4. Hacking the Internet user:Malicious mobile code • Java basic security: (a) strong typing enforced at compile and execution time, (b) built in JVM bytecode verifier controls memory space (buffer overflows are difficult to happen), (c) no memory pointers (making difficult to insert commands in running code), (d) security manager (control access to computer resources), and (e) code signing similar to Authenticode. Recommendations: update and use security zones. • JavaScript: most frequently used client-side scripting. MS executes JavaScript using Active Scripting. Again use security zones to restrict the use of JavaScript. • Beware of the “cookie monster”: cookies can be per session or persistent. • Settings in Firefox and Internet Explorer .(IE 7 ) • Cookie sniffing: capturing cookies using packet sniffing tools (SpyNet/PeepNet). • Countermeasures: Cookie cutters, Firefox and IE cookie controls. • IE HTML frame vulnerabilities. TheIE's cross-domain security model(a domain is a security boundary - any open windows within the same domain can interact with each other, but windows from different domains cannot). • IFRAME ExecCommand: iframe is a IE tag to create a floating frame on the middle of a nonframed page. A hacker wrote a JavaScript to read a local file. • Countermeasure in IE: Tools, security, disable Navigate sub-frames across different domains.

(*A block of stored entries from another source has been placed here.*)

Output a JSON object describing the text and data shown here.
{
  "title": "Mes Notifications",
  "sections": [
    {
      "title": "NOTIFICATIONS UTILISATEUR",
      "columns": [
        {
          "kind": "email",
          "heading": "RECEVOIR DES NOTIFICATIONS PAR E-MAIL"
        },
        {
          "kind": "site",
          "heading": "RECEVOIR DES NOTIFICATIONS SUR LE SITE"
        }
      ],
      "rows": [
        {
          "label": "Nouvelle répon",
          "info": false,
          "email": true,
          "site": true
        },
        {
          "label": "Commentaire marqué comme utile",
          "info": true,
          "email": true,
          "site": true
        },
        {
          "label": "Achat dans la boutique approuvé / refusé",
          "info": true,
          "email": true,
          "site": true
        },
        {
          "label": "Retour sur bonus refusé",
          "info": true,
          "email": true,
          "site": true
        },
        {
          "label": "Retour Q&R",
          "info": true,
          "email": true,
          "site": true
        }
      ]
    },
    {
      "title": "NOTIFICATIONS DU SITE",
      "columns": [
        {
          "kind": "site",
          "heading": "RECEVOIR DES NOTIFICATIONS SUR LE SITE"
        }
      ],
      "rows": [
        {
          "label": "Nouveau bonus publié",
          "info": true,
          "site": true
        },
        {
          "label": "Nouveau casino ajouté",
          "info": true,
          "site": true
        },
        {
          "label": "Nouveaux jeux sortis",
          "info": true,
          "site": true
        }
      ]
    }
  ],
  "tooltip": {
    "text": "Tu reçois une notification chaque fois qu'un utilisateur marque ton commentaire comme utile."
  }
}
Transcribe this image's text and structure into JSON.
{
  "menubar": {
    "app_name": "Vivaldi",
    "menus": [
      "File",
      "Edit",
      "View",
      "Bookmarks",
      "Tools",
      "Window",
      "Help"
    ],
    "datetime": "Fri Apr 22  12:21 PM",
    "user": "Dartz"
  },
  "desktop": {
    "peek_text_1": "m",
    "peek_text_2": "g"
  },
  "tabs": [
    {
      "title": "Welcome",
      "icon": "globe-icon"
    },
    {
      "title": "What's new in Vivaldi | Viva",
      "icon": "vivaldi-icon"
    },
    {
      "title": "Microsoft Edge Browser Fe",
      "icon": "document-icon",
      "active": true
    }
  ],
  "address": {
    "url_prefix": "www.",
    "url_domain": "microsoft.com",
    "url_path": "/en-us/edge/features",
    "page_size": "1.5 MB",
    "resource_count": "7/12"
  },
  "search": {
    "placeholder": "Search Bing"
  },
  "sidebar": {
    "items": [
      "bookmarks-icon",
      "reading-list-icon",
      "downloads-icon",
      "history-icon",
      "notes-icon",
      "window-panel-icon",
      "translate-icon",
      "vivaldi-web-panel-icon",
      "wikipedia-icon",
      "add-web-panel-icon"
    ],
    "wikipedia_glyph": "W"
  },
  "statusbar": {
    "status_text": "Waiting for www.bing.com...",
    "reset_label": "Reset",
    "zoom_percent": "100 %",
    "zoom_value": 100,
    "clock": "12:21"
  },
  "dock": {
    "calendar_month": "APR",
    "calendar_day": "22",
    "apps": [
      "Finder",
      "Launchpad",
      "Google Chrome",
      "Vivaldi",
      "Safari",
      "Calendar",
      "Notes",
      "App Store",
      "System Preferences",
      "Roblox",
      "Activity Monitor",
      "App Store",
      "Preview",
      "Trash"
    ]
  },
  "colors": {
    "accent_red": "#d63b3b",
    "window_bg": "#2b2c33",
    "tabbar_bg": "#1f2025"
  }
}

5. Hacking the Internet user:E-mail hacking • basics: (i)create a text file using the correct MIME syntax, (ii) usenetcat to send the message to an open relay SMTP server, (iii) check the results. Using mpack we can include an attachment . If mail server requires authentication this hack fails, therefore you should use Sam Spade to check server first. • disable Java, JavaScript and ActiveX in Mail, e.g. Thunderbird. • executing code through e-mail: block all emails that have attachments with the extensions .scr,.pif, zip, • Outlook Express: “book worms:” Melissa, ILOVEYOU (see book), Nimda, CodeRed, etc, access OE address book and mail themselves to all entries. More recent versions use as subject and content parts of messages sent or received. Use Microsoft patch. Countermeasure: OE 2003 and above: Tools, Options, Read, Read All messages as Plain Text. • File attachment attacks: scrap files (.shs and .shb), Long file names in attachments should be blocked by anti-virus, or server filtering. Save As in Excel/PowerPoint, and be aware of OE use of the TEMP directory.

6. Hacking the Internet user: other • SSL : overview, use the 128-bit encryption (most countries now). Potential fraud: bypassing the certificate validation. Click on lock to see certificate. • IRC hacking: not only message exchange, but also file exchange. Users connect to a reflector (BNC, IRC Bouncer or proxy server), making the tracing of IRC users fruitless (a plus for hackers), all you get is the BNC IP. • DCC Send and Get connect directly two IRC users and allow file exchange, what makes easy to an user or worm infected user to distribute malicious code. • Countermeasure: if you need to use IRC, run anti-virus on the directory you selected as default for DCC downloads , and read more about IRC security. • Napster hacking: as a distributed file-sharing network, it has the potential to distribute Trojans, viruses, disguised as MP3 audio files. Napster checks headers and frames to see if the files are MP3 files, but Wrapster disguise files as MP3. Similar services may also be vulnerable. • Global countermeasures • keep Antivirus signatures updated (at least twice a month). • firewalls and traffic scanners (e.g. Vital Security™ Web Appliance).